USD/JPY: Trading in Tight Ranges
The minutes of last Fed meeting showed a split among the Fed members regarding the path of higher interest rates in light of the current inflation data, which increased the pressure on the USD, and the dollar index went down to 92.82 DXY, before bouncing up to 93.52 today. In addition to what was mentioned in the minutes, the pair was under large bearish pressure with the announcement of weak job data from the US, which pushed the pair down again. Destructive hurricanes which hit the US had negative effects on the results, the job creation data retreated for the first time in 7 years, but had positive information about wage average which were higher than expected. The USD strength is still supported by the Trump administration tax plan, which the market has been waiting for since the elections.

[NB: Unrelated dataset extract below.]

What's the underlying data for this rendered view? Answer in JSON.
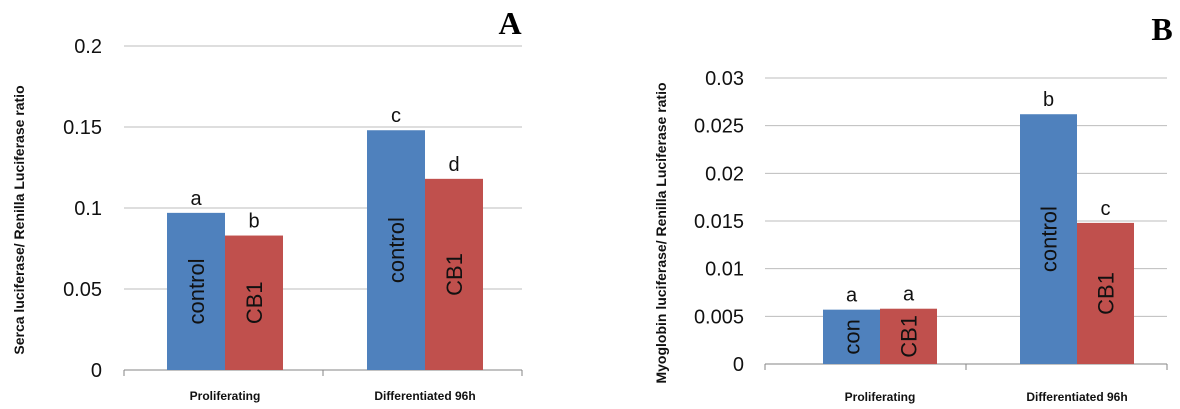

Technically: If the pair managed to move upward through 112, then it will have strong bullish momentum to move to higher levels like 113, 113.75 and 114.20. On the bearish side, the nearest support levels are currently at 111.60, 111.00 and 110.00, and the latest threatens the pair's bullish move.On the economic data front: Economic agenda for today has no important Japanese data. As for the US, there will be a release of the housing data and comments from Fed members. The pair will closely monitor the renewed global geopolitical fears with North Korean issue on the stage again, as well as anything to do with Trump's policies.